Prime dieci pagine
Emanuela Zoia

Ciao scuola,

venerdì hai chiuso i battenti ma io non c’ero e così mi è mancata l’emozione unica dell’ultimo giorno.
Mi piace il tuo nome e il tuo essere, comunque, casa e comunità e mi piacciono i tuoi spazi e arredi, i suoni e i silenzi, persino il chiasso.
Ho impiegato tempo e fatica per conquistarti come un piacere, ma ci sono riuscita e ne sono orgogliosa.
Ho iniziato a frequentarti molto molto timidamente e mi ho in mente seduta sul manubrio della bicicletta, volto a volto con mia mamma che pedala, in silenzio.

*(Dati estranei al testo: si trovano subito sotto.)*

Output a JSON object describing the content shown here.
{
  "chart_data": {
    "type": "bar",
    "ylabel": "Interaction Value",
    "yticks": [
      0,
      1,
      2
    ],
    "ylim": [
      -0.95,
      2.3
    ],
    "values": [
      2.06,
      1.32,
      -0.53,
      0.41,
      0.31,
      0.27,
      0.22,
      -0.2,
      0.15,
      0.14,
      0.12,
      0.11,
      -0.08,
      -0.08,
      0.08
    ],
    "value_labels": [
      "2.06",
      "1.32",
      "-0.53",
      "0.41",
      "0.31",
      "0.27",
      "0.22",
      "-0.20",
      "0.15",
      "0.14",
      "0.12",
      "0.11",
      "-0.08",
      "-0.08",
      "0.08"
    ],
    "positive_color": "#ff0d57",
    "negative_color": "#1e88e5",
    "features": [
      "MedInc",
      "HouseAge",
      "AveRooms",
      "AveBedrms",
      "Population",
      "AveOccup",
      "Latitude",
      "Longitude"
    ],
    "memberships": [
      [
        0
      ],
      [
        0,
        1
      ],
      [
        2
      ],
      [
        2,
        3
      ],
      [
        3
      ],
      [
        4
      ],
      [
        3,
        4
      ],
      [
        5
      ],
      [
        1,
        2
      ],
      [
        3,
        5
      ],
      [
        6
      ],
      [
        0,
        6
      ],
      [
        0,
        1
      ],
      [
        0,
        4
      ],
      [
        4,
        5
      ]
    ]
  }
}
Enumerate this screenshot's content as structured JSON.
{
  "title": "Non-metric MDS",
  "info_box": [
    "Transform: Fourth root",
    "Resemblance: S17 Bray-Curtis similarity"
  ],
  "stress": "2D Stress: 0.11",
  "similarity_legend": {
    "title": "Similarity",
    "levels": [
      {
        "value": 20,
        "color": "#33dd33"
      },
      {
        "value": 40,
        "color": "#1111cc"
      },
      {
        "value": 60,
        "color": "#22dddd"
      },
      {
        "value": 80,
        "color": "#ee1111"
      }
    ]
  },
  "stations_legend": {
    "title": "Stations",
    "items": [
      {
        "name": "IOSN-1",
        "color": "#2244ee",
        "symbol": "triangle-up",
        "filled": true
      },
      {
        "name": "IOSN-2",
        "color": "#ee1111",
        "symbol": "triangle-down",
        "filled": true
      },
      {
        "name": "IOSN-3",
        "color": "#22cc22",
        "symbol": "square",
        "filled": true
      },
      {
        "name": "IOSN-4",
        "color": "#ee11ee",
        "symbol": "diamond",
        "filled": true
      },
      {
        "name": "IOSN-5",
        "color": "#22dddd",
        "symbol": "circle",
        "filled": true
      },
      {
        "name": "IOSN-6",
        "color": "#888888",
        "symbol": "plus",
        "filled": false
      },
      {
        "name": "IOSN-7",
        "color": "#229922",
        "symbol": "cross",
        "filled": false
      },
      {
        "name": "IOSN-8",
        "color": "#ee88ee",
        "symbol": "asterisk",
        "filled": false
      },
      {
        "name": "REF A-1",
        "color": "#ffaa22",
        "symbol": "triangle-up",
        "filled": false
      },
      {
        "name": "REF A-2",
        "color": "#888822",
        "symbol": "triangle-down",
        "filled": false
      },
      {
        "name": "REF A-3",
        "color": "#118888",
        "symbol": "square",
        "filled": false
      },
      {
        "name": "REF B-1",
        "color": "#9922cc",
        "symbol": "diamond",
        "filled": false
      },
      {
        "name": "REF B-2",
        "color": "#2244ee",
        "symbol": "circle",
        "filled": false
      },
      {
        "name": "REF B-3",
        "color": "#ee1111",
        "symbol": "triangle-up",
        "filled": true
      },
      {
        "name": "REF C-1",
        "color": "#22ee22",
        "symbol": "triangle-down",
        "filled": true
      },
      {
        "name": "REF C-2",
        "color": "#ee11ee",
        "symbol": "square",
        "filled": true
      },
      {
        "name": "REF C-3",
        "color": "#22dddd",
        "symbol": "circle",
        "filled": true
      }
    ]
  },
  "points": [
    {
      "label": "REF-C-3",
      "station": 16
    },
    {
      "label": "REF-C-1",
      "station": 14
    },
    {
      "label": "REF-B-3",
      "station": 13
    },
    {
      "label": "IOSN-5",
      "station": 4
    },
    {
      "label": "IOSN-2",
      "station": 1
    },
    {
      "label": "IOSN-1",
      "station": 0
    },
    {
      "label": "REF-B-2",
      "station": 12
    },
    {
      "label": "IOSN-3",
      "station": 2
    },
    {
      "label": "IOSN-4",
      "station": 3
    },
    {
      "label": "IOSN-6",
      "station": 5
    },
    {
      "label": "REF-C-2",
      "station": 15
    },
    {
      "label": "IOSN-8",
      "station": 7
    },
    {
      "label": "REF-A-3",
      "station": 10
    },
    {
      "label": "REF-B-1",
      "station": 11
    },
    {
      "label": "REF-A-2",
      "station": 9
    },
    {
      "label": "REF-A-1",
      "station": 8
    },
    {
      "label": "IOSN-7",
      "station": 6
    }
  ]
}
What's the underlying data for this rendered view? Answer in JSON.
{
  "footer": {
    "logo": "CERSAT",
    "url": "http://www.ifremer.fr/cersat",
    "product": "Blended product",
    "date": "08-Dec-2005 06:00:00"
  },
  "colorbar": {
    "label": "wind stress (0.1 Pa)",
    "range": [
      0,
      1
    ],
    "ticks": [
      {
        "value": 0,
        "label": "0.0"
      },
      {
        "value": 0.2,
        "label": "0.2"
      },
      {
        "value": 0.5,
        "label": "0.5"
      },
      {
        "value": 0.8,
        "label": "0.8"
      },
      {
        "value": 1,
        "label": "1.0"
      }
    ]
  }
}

La maestra, con le unghie smaltate e il rossetto, mi lascia piangere una paura che non so, ma senza rimproveri e malevolenza. Lei la chiamiamo maestra … (seguiva il cognome).
Poi non piangevo più naturalmente e per i quattro anni successivi delle elementari ho avuto un’altra maestra: severa in grembiule nero lucido con colletto bianco di pizzo, la fede e il brillante all’anulare che si facevano sentire quando ti beccavi uno scappellotto, i quadretti religiosi e familiari appesi alla parete tra i cartelloni delle lettere. Tutti la chiamiamo signora….Ne sono abbastanza terrorizzata perché può infierire contro qualche compagno e mortificare il malcapitato di turno. Guai a chi usa termini dialettali (sarà per questo che non sono mai riuscita a parlare in dialetto neanche in casa ?!) e a chi buca il foglio del quaderno di bella quando si cancella una macchia d’inchiostro o un errore. E allora si prova a nascondere o camuffare la cancellatura strofinandoci sopra l’unghia del pollice di piatto.
Sei una dignitosa casetta e la tua facciata è abbellita da alcuni cipressi ai piedi dei quali ci sono aiole di diverse forme bordate di sassi; mi piace tanto quella a forma di stella e vorrei tanto prendermene cura, ma la signora … mi affida sempre qualcuna delle altre come se io non sia all’altezza.
Ero compita e diligente alle elementari, molto molto silenziosa e riverente al tuo cospetto.
Alle tue medie ci vado in pullmino e sono un po’ anonime, ma certo me la barcameno appena e la matematica diventa ostica.
Per me è un salto notevole frequentarti poi a Foligno: in bici alla stazione e poi treno delle 7:18. Qui la tua casa è storica: portone imponente, cortile interno e scalinata d’accesso nobiliari, pareti e soffitti delle antiche aule affrescati…ho timore di perdermi.
Fatico parecchio a capire e seguire il tuo passo, ma con l’ultimo anno e l’esame di stato mi premi. Allora con papà a fianco mi vedo scendere quasi volando la bella scalinata dopo aver visto i Quadri finali appesi alla parete del lungo corridoio.
Ma gli anni trascorsi nella tua Università di Perugia sono stati davvero un crescendo: la facoltà è distaccata dalla sede centrale, la bacheca è zeppa di foglietti – avviso, la sala studenti monacale e austera, docenti e assistenti nelle tue aule a gradini tengono corsi su corsi con seminari, dispense e poi gli esami, con gli statini e il voto sul libretto di colore diverso a seconda della facoltà. Quanto ho studiato e quanto ti ho gustato!
Questa bellezza fa parte di me e la considero sì, proprio una bellezza della mia vita, non solo di scolara e insegnante.